BeoMPI, ClusterWare's implementation of MPI, is based on MPICH. MPICH is a standard, portable MPI implementation developed at Argonne National Laboratories. The most common configuration for MPICH under Scyld ClusterWare is based on using a message passing library named "P4." The P4 library provides message transport over TCP/IP connections, and thus is suitable for use with Ethernet and Ethernet-like networks. (An alternative is GM, which works only with Myricom's Myrinet hardware.)
The most striking difference in how BeoMPI operates under Scyld ClusterWare versus MPICH on other clusters is how MPI tasks are started. In the basic MPICH implementation MPI programs are started using a special script "mpirun." This script takes a number of arguments that specify, among other details, how many tasks to create and where to run these tasks on the parallel machine. The script then uses some mechanism to start the tasks on each node — often utilities such as "rsh" or "ssh" are used. Thus a typical execution of an MPI program would look like:
mpirun -np 16 mpiapp inf outf |
which runs 16 tasks of the program "mpiapp" with arguments "inf" and "outf."
Scyld ClusterWare system software provides an "mpirun" script that works just like the standard script, except for two things. First, the Scyld ClusterWare script has a few options that are unique to Scyld ClusterWare.
-np <int> run <int> tasks
--all_cpus run a task on each cpu
--all_local run all tasks on master node
--no_local run no tasks on master node
--exclude <int>[:<int>] run on any nodes not listed
--map <int>[:<int>] run on nodes listed |
Second, the way MPI jobs are run under Scyld ClusterWare is semantically cleaner than on other distributed or old-generation cluster systems. By using the internal BProc mechanism, processes are initiated on remote machines faster and are directly monitored and terminated.
Rather than start independent copies of the program, which later coordinate, the Scyld ClusterWare MPI implementation starts a single program. When MPI_Init() is called, bproc_rfork() is used to create multiple copies of the program on the compute nodes. Thus, the Scyld ClusterWare implementation of MPI has semantics similar to shared memory supercomputers such as the Cray T3E, rather than semantics of a collection of independent machines. The initialization code is run only once, which allows updating configuration files or locks without the need for a distributed file system or the need for explicit file locking. MPI_Init determines how many tasks to create by checking an environment variable. Thus, the Scyld ClusterWare implementation of mpirun actually just parses the mpirun flags, sets the appropriate environment variables, and then runs the program. The environment variables recognized by MPI_Init are as follows:
NP=<int>
ALL_CPUS=Y
ALL_LOCAL=Y
NO_LOCAL=Y
EXCLUDE=<int>[:<int>]
BEOWULF_JOB_MAP=<<int>[:<int>] |
Using these environment variables, an MPI program can be run on a Scyld ClusterWare system without any special scripts or flags. Thus, if the flag "NP" has been set to the integer 16, the example listed above could be run as:
Further, turn-key applications can be developed that set the environment variables from inside the program before MPI_Init is called so that the user doesn't even have to be aware that the program runs in parallel.
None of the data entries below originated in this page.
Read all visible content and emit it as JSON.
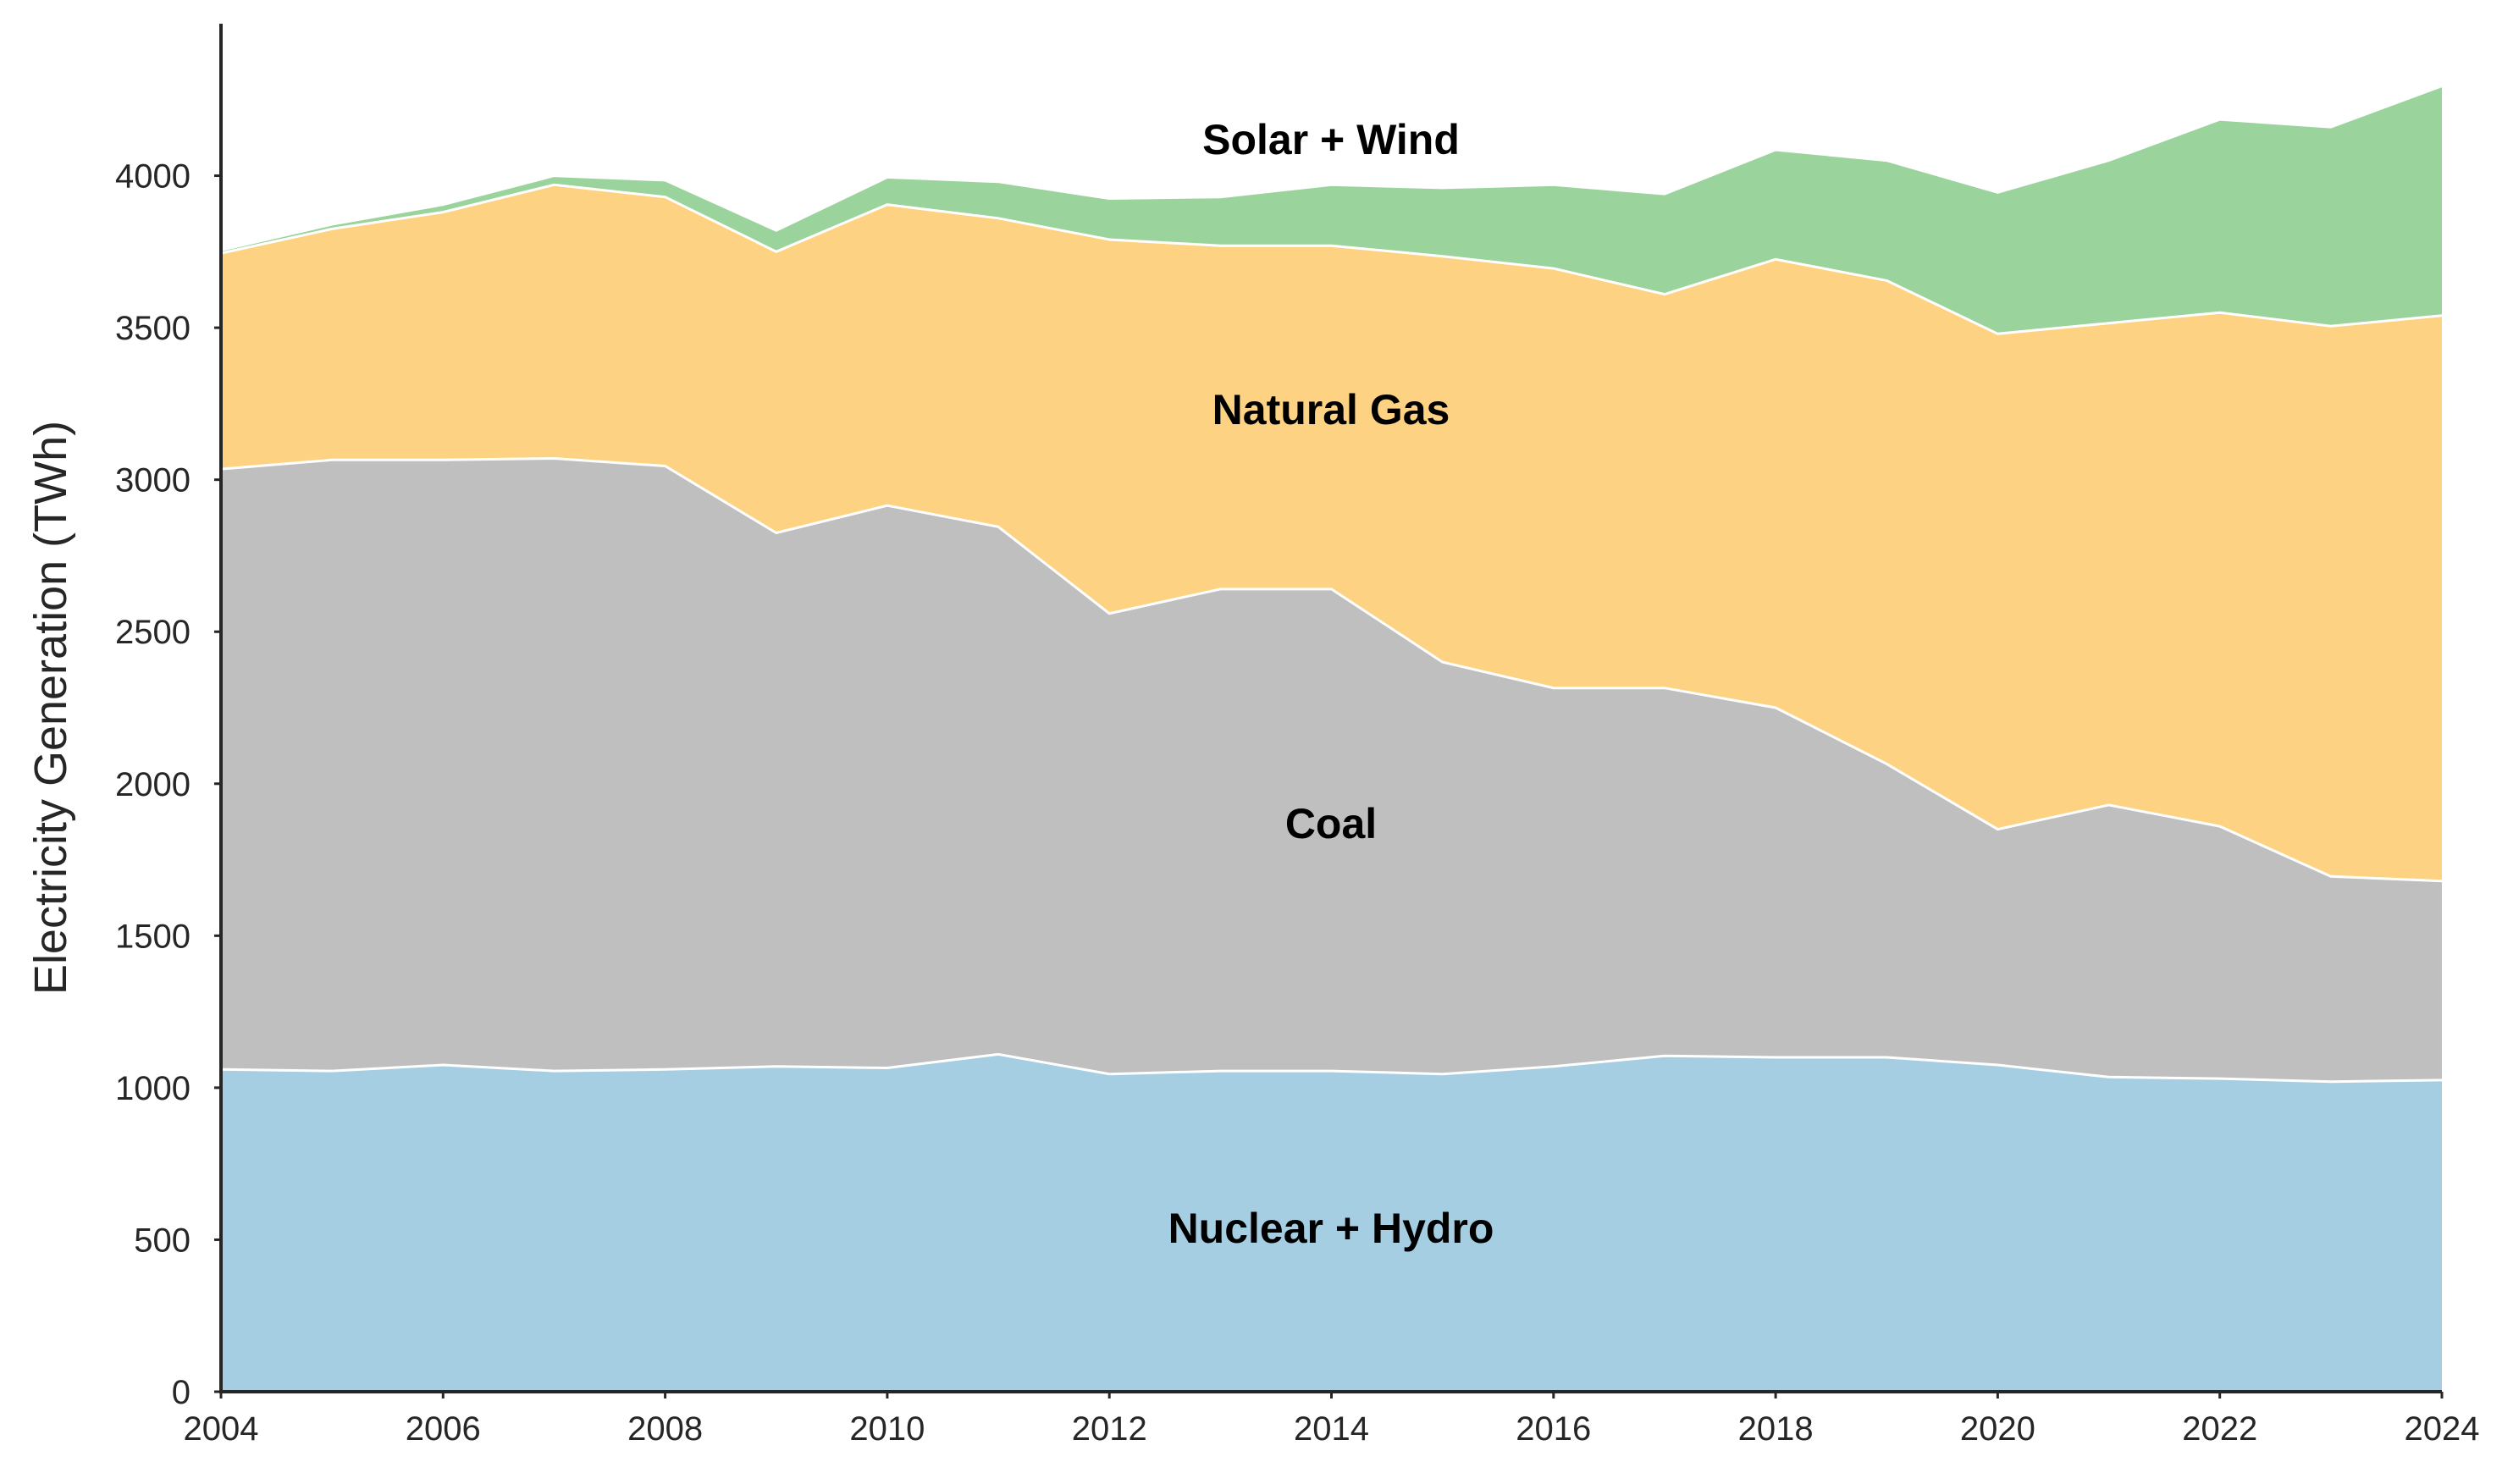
{
  "chart_data": {
    "type": "area",
    "stacked": true,
    "title": "",
    "xlabel": "",
    "ylabel": "Electricity Generation (TWh)",
    "xlim": [
      2004,
      2024
    ],
    "ylim": [
      0,
      4500
    ],
    "x": [
      2004,
      2005,
      2006,
      2007,
      2008,
      2009,
      2010,
      2011,
      2012,
      2013,
      2014,
      2015,
      2016,
      2017,
      2018,
      2019,
      2020,
      2021,
      2022,
      2023,
      2024
    ],
    "x_ticks": [
      2004,
      2006,
      2008,
      2010,
      2012,
      2014,
      2016,
      2018,
      2020,
      2022,
      2024
    ],
    "y_ticks": [
      0,
      500,
      1000,
      1500,
      2000,
      2500,
      3000,
      3500,
      4000
    ],
    "grid": false,
    "series": [
      {
        "name": "Nuclear + Hydro",
        "color": "#a6cee3",
        "values": [
          1060,
          1055,
          1075,
          1055,
          1060,
          1070,
          1065,
          1110,
          1045,
          1055,
          1055,
          1045,
          1070,
          1105,
          1100,
          1100,
          1075,
          1035,
          1030,
          1020,
          1025
        ]
      },
      {
        "name": "Coal",
        "color": "#bfbfbf",
        "values": [
          1975,
          2010,
          1990,
          2015,
          1985,
          1755,
          1850,
          1735,
          1515,
          1585,
          1585,
          1355,
          1245,
          1210,
          1150,
          965,
          775,
          895,
          830,
          675,
          655
        ]
      },
      {
        "name": "Natural Gas",
        "color": "#fdd383",
        "values": [
          710,
          760,
          815,
          900,
          885,
          925,
          990,
          1015,
          1230,
          1130,
          1130,
          1335,
          1380,
          1295,
          1475,
          1590,
          1630,
          1585,
          1690,
          1810,
          1860
        ]
      },
      {
        "name": "Solar + Wind",
        "color": "#9ad49c",
        "values": [
          10,
          15,
          25,
          30,
          55,
          70,
          90,
          120,
          135,
          160,
          200,
          225,
          275,
          330,
          360,
          395,
          465,
          535,
          635,
          655,
          755
        ]
      }
    ],
    "labels": {
      "nuclear": "Nuclear + Hydro",
      "coal": "Coal",
      "gas": "Natural Gas",
      "renewables": "Solar + Wind"
    }
  }
}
A number of the flags provided under Scyld ClusterWare are useful for things like scheduling and debugging. The --all_local flag (ALL_LOCAL variable) is important for debugging programs, because it is much simpler to debug programs with all tasks running on the master node than actually running on the compute nodes. The --no_local flag (NO_LOCAL variable) is usually used to keep ALL tasks running on compute nodes and not load the master node with processes that must compete with interactive processing. The --exclude flag (EXCLUDE variable) can be used to keep tasks off of nodes that are reserved for special purposes such as I/O, visualization, debugging, etc. Also, the --map flag (BEOWULF_JOB_MAP variable) can be used to run tasks on specific nodes. This can be used by a scheduler to control where processes are run in a multi-user/multi-job environment.